Is life assurance a requirement before drawing down a MilkFlex loan?
No, the MilkFlex fund does not require the borrower to take out life assurance to qualify for loans from the MilkFlex Fund. However, we would encourage all applicants to seek independent advice from a Qualified Financial Adviser on whether they should have such a policy in place.
Are there any specific taxation implications of a MilkFlex loan?
All borrowers are advised to seek independent tax advice from a suitably qualified adviser in relation to this loan scheme.
What happens if the Euribor rate increases?
The MilkFlex is a variable rate product that will move in line with Euribor rate, set at a floor of zero.
Can a farmer opt out of the price triggers?
The triggers are applied automatically. However, a farmer can – without penalty – choose to make additional payments to fully or partially clear the loan.

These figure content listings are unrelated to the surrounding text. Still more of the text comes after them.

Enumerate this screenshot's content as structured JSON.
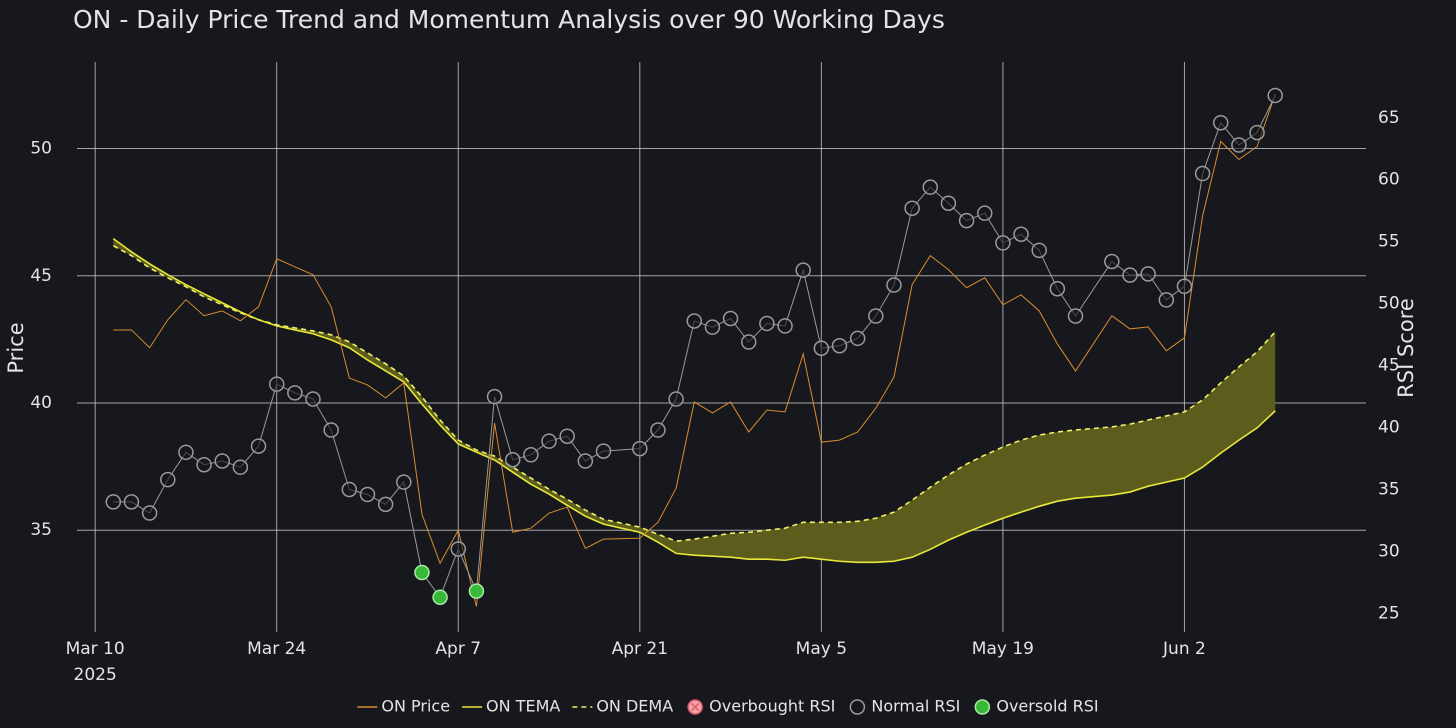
{
  "chart_data": {
    "type": "line",
    "title": "ON - Daily Price Trend and Momentum Analysis over 90 Working Days",
    "y_label": "Price",
    "y2_label": "RSI Score",
    "x": [
      "2025-03-11",
      "2025-03-12",
      "2025-03-13",
      "2025-03-14",
      "2025-03-17",
      "2025-03-18",
      "2025-03-19",
      "2025-03-20",
      "2025-03-21",
      "2025-03-24",
      "2025-03-25",
      "2025-03-26",
      "2025-03-27",
      "2025-03-28",
      "2025-03-31",
      "2025-04-01",
      "2025-04-02",
      "2025-04-03",
      "2025-04-04",
      "2025-04-07",
      "2025-04-08",
      "2025-04-09",
      "2025-04-10",
      "2025-04-11",
      "2025-04-14",
      "2025-04-15",
      "2025-04-16",
      "2025-04-17",
      "2025-04-21",
      "2025-04-22",
      "2025-04-23",
      "2025-04-24",
      "2025-04-25",
      "2025-04-28",
      "2025-04-29",
      "2025-04-30",
      "2025-05-01",
      "2025-05-02",
      "2025-05-05",
      "2025-05-06",
      "2025-05-07",
      "2025-05-08",
      "2025-05-09",
      "2025-05-12",
      "2025-05-13",
      "2025-05-14",
      "2025-05-15",
      "2025-05-16",
      "2025-05-19",
      "2025-05-20",
      "2025-05-21",
      "2025-05-22",
      "2025-05-23",
      "2025-05-27",
      "2025-05-28",
      "2025-05-29",
      "2025-05-30",
      "2025-06-02",
      "2025-06-03",
      "2025-06-04",
      "2025-06-05",
      "2025-06-06",
      "2025-06-09"
    ],
    "xlim": [
      "2025-03-07",
      "2025-06-16"
    ],
    "xticks": [
      {
        "value": "2025-03-10",
        "label": "Mar 10",
        "sublabel": "2025"
      },
      {
        "value": "2025-03-24",
        "label": "Mar 24"
      },
      {
        "value": "2025-04-07",
        "label": "Apr 7"
      },
      {
        "value": "2025-04-21",
        "label": "Apr 21"
      },
      {
        "value": "2025-05-05",
        "label": "May 5"
      },
      {
        "value": "2025-05-19",
        "label": "May 19"
      },
      {
        "value": "2025-06-02",
        "label": "Jun 2"
      }
    ],
    "ylim": [
      31,
      53.4
    ],
    "yticks": [
      35,
      40,
      45,
      50
    ],
    "y2lim": [
      23.5,
      69.5
    ],
    "y2ticks": [
      25,
      30,
      35,
      40,
      45,
      50,
      55,
      60,
      65
    ],
    "grid": true,
    "legend": "bottom",
    "series": [
      {
        "name": "ON Price",
        "color": "#d98c2e",
        "values": [
          42.87,
          42.87,
          42.17,
          43.27,
          44.06,
          43.43,
          43.62,
          43.23,
          43.78,
          45.67,
          45.35,
          45.04,
          43.78,
          40.98,
          40.71,
          40.2,
          40.79,
          35.63,
          33.7,
          35.0,
          32.0,
          39.21,
          34.92,
          35.08,
          35.67,
          35.91,
          34.29,
          34.65,
          34.69,
          35.31,
          36.65,
          40.04,
          39.61,
          40.04,
          38.86,
          39.72,
          39.65,
          41.93,
          38.46,
          38.54,
          38.86,
          39.8,
          41.02,
          44.65,
          45.79,
          45.24,
          44.53,
          44.92,
          43.86,
          44.25,
          43.62,
          42.32,
          41.26,
          43.43,
          42.91,
          42.99,
          42.05,
          42.56,
          47.36,
          50.28,
          49.57,
          50.08,
          52.13
        ]
      },
      {
        "name": "ON TEMA",
        "color": "#e8e83a",
        "values": [
          46.46,
          45.94,
          45.47,
          45.04,
          44.65,
          44.29,
          43.94,
          43.58,
          43.27,
          43.03,
          42.87,
          42.72,
          42.48,
          42.17,
          41.69,
          41.26,
          40.83,
          39.96,
          39.13,
          38.39,
          38.07,
          37.76,
          37.28,
          36.81,
          36.42,
          35.98,
          35.55,
          35.24,
          34.92,
          34.53,
          34.09,
          34.02,
          33.98,
          33.94,
          33.86,
          33.86,
          33.82,
          33.94,
          33.86,
          33.78,
          33.74,
          33.74,
          33.78,
          33.94,
          34.25,
          34.61,
          34.92,
          35.2,
          35.47,
          35.71,
          35.94,
          36.14,
          36.26,
          36.38,
          36.5,
          36.73,
          36.89,
          37.05,
          37.48,
          38.03,
          38.54,
          39.02,
          39.69
        ]
      },
      {
        "name": "ON DEMA",
        "color": "#f0f06a",
        "dash": true,
        "fill_color": "#5c5d1c",
        "values": [
          46.18,
          45.79,
          45.31,
          44.92,
          44.57,
          44.17,
          43.86,
          43.54,
          43.27,
          43.07,
          42.95,
          42.83,
          42.68,
          42.4,
          41.97,
          41.54,
          41.06,
          40.24,
          39.33,
          38.54,
          38.15,
          37.91,
          37.48,
          37.05,
          36.61,
          36.22,
          35.79,
          35.43,
          35.12,
          34.84,
          34.57,
          34.65,
          34.76,
          34.88,
          34.92,
          35.0,
          35.08,
          35.31,
          35.31,
          35.31,
          35.35,
          35.47,
          35.71,
          36.18,
          36.69,
          37.17,
          37.6,
          37.95,
          38.27,
          38.54,
          38.74,
          38.86,
          38.94,
          39.06,
          39.17,
          39.33,
          39.49,
          39.65,
          40.12,
          40.79,
          41.42,
          42.01,
          42.8
        ]
      },
      {
        "name": "Overbought RSI",
        "color": "#f2a4aa",
        "marker": "circle-x",
        "axis": "y2",
        "values": [
          null,
          null,
          null,
          null,
          null,
          null,
          null,
          null,
          null,
          null,
          null,
          null,
          null,
          null,
          null,
          null,
          null,
          null,
          null,
          null,
          null,
          null,
          null,
          null,
          null,
          null,
          null,
          null,
          null,
          null,
          null,
          null,
          null,
          null,
          null,
          null,
          null,
          null,
          null,
          null,
          null,
          null,
          null,
          null,
          null,
          null,
          null,
          null,
          null,
          null,
          null,
          null,
          null,
          null,
          null,
          null,
          null,
          null,
          null,
          null,
          null,
          null,
          null
        ]
      },
      {
        "name": "Normal RSI",
        "color": "#9a9a9a",
        "marker": "circle-open",
        "axis": "y2",
        "values": [
          34.0,
          34.0,
          33.1,
          35.8,
          38.0,
          37.0,
          37.3,
          36.8,
          38.5,
          43.5,
          42.8,
          42.3,
          39.8,
          35.0,
          34.6,
          33.8,
          35.6,
          null,
          null,
          30.2,
          null,
          42.5,
          37.4,
          37.8,
          38.9,
          39.3,
          37.3,
          38.1,
          38.3,
          39.8,
          42.3,
          48.6,
          48.1,
          48.8,
          46.9,
          48.4,
          48.2,
          52.7,
          46.4,
          46.6,
          47.2,
          49.0,
          51.5,
          57.7,
          59.4,
          58.1,
          56.7,
          57.3,
          54.9,
          55.6,
          54.3,
          51.2,
          49.0,
          53.4,
          52.3,
          52.4,
          50.3,
          51.4,
          60.5,
          64.6,
          62.8,
          63.8,
          66.8
        ]
      },
      {
        "name": "Oversold RSI",
        "color": "#37b837",
        "marker": "circle",
        "axis": "y2",
        "values": [
          null,
          null,
          null,
          null,
          null,
          null,
          null,
          null,
          null,
          null,
          null,
          null,
          null,
          null,
          null,
          null,
          null,
          28.3,
          26.3,
          null,
          26.8,
          null,
          null,
          null,
          null,
          null,
          null,
          null,
          null,
          null,
          null,
          null,
          null,
          null,
          null,
          null,
          null,
          null,
          null,
          null,
          null,
          null,
          null,
          null,
          null,
          null,
          null,
          null,
          null,
          null,
          null,
          null,
          null,
          null,
          null,
          null,
          null,
          null,
          null,
          null,
          null,
          null,
          null
        ]
      }
    ]
  }
}
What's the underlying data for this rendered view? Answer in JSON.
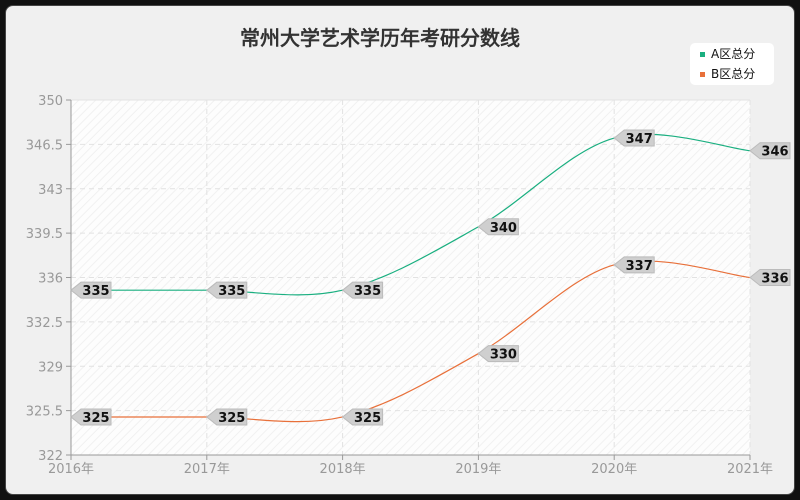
{
  "chart_data": {
    "type": "line",
    "title": "常州大学艺术学历年考研分数线",
    "categories": [
      "2016年",
      "2017年",
      "2018年",
      "2019年",
      "2020年",
      "2021年"
    ],
    "series": [
      {
        "name": "A区总分",
        "values": [
          335,
          335,
          335,
          340,
          347,
          346
        ],
        "color": "#1aaf80"
      },
      {
        "name": "B区总分",
        "values": [
          325,
          325,
          325,
          330,
          337,
          336
        ],
        "color": "#e8703a"
      }
    ],
    "ylim": [
      322,
      350
    ],
    "yticks": [
      "322",
      "325.5",
      "329",
      "332.5",
      "336",
      "339.5",
      "343",
      "346.5",
      "350"
    ],
    "smooth": true,
    "grid": true,
    "legend": "top-right",
    "xlabel": "",
    "ylabel": ""
  }
}
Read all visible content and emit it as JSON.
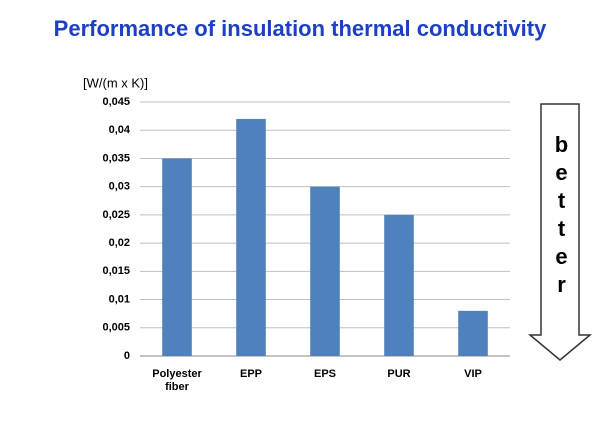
{
  "chart_data": {
    "type": "bar",
    "title": "Performance of insulation thermal conductivity",
    "y_label": "[W/(m x K)]",
    "annotation": "better",
    "categories": [
      "Polyester fiber",
      "EPP",
      "EPS",
      "PUR",
      "VIP"
    ],
    "values": [
      0.035,
      0.042,
      0.03,
      0.025,
      0.008
    ],
    "color": "#4f81bd",
    "ylim": [
      0,
      0.045
    ],
    "yticks": [
      0,
      {
        "value": 0.005,
        "label": "0,005"
      },
      {
        "value": 0.01,
        "label": "0,01"
      },
      {
        "value": 0.015,
        "label": "0,015"
      },
      {
        "value": 0.02,
        "label": "0,02"
      },
      {
        "value": 0.025,
        "label": "0,025"
      },
      {
        "value": 0.03,
        "label": "0,03"
      },
      {
        "value": 0.035,
        "label": "0,035"
      },
      {
        "value": 0.04,
        "label": "0,04"
      },
      {
        "value": 0.045,
        "label": "0,045"
      }
    ],
    "grid": true
  }
}
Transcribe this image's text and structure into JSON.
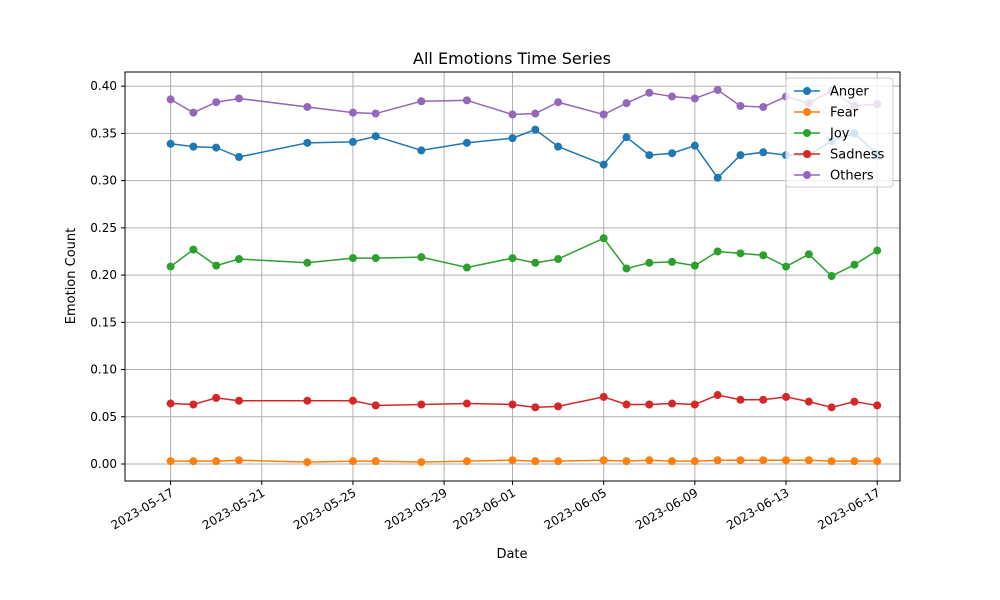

Is approval for a MilkFlex loan required before an investment project can commence
No, qualifying investments/projects can commence before the loan approval process is complete, but loans will only be advanced if all of the eligibility criteria are met.
What diseases trigger a reduction in the MilkFlex repayment?
Any disease officially listed by the Department of Agriculture as a notifiable disease. The current list is: Bovine Brucellosis, Bovine Tuberculosis, Bovine Leukosis, BSE, Cattle Plague (Rinderpest), Contagious Bovine Pleuropneumonia, Lumpy Skin Disease and Warble Fly.